Background:
* RASopathies are a group of neurodevelopmental genetic conditions caused by mutations affecting components within the RAS-map kinase (RAS-MAPK) cellular signaling pathway.
* Caregivers of children with a RASopathy are faced with numerous challenges related to the physical, cognitive, and behavioral symptoms associated with their child s condition.
* The use of virtual interventions has been increasing over the past decade, which increase accessibility and are especially critical during times of physical distancing, such as due to COVID-19.
* Similarly, Ecological Momentary Assessments (EMA) are being utilized more frequently in order to maximize ecological validity of results and minimize recall bias.

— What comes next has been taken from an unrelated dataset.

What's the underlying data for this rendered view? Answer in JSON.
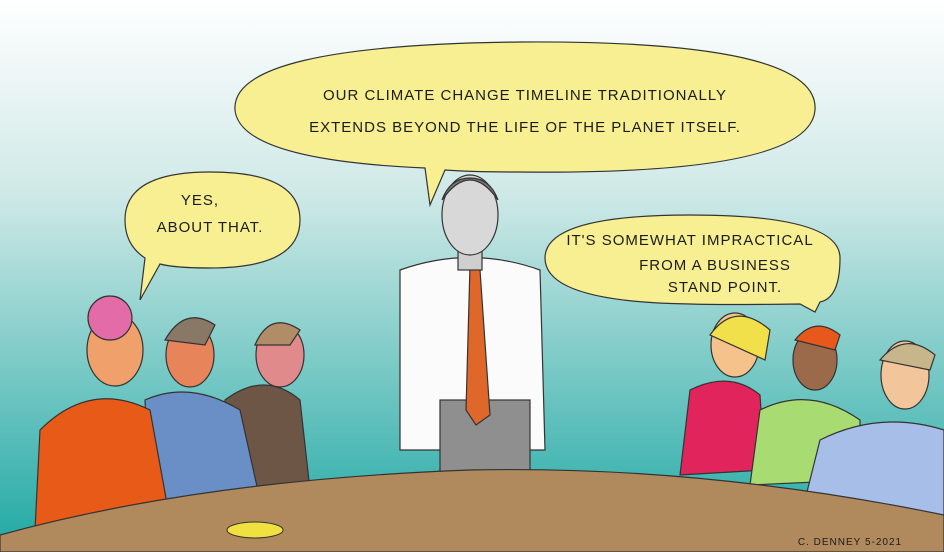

* To our knowledge, no psychological interventions have been investigated targeting parenting stress among caregivers of a child with a RASopathy.
Primary Objectives:
* Internal Pilot Study: To assess the feasibility (e.g., enrollment and attrition) and acceptability (e.g., satisfaction) of an Acceptance and Commitment Therapy (ACT) coping intervention on parenting stress for caregivers of a child with a RASopathy
* Randomized Controlled Trial (RCT): To compare Parental Stress Scale (PSS) changes from baseline to 8 weeks between the Immediate Intervention Arm and the Waitlist Control Arm
Eligibility:
* Caregiver (parent or legal guardian) of a child (\< 18 years) residing with them at least 50% of the time who has a diagnosis of RASopathy syndrome including NF1, Noonan Syndrome, Legius Syndrome, Cardiofaciocutaneous (CFC) syndrome, and Costello Syndrome, or another RASopathy
* Access to necessary resources for participating in a technology-based intervention (i.e., computer, smartphone, internet access) or be willing to use an iPod provided by the study team
* Must score a 15 or higher total score on modified questions from the PSS to indicate at least a moderate level of parenting stress
* Ability to read and speak English
Design:
* This is an 8-week psychological intervention study that has two phases: the first, an internal pilot study, will enroll an initial, small cohort of caregivers (n = 8), all of whom will participate in the ACT intervention. (COMPLETE)
* Due to the success of the internal pilot study (with specific benchmarks met), the second phase of this study will be an RCT comparing participants who receive the intervention immediately (Immediate Intervention Arm) with those in a control group (Waitlist Control Arm). Participants randomized to the Waitlist Control Arm will cross over to receive the intervention after the waitlist period.
* The intervention for the RCT phase involves a baseline 90-minute coaching session and two follow-up coaching sessions with a therapist over video chat, followed by weekly prerecorded video modules that the participants can view at their convenience over the following 8 weeks.
* Participants will complete measures of parenting stress, mindfulness, psychological flexibility, self-compassion, and perceptions of child well-being at baseline, the 8-week post-intervention assessment, and a 3-month follow-up assessment. Additionally, the study will use EMA whereby questions will be sent electronically at random times and days (once a day at varying times on 5 days a week) during weeks 0-8 (the first week will serve as baseline data for comparison) for the Immediate Intervention Arm and weeks 0-18 for the Waitlist Control Arm using the Catalyst mobile application by MetricWire software.
* We plan to enroll 8 participants in the internal pilot phase and 56 participants in the RCT phase to account for the potential attrition of two caregivers from the intervention, for a total accrual target of 64 evaluable participants.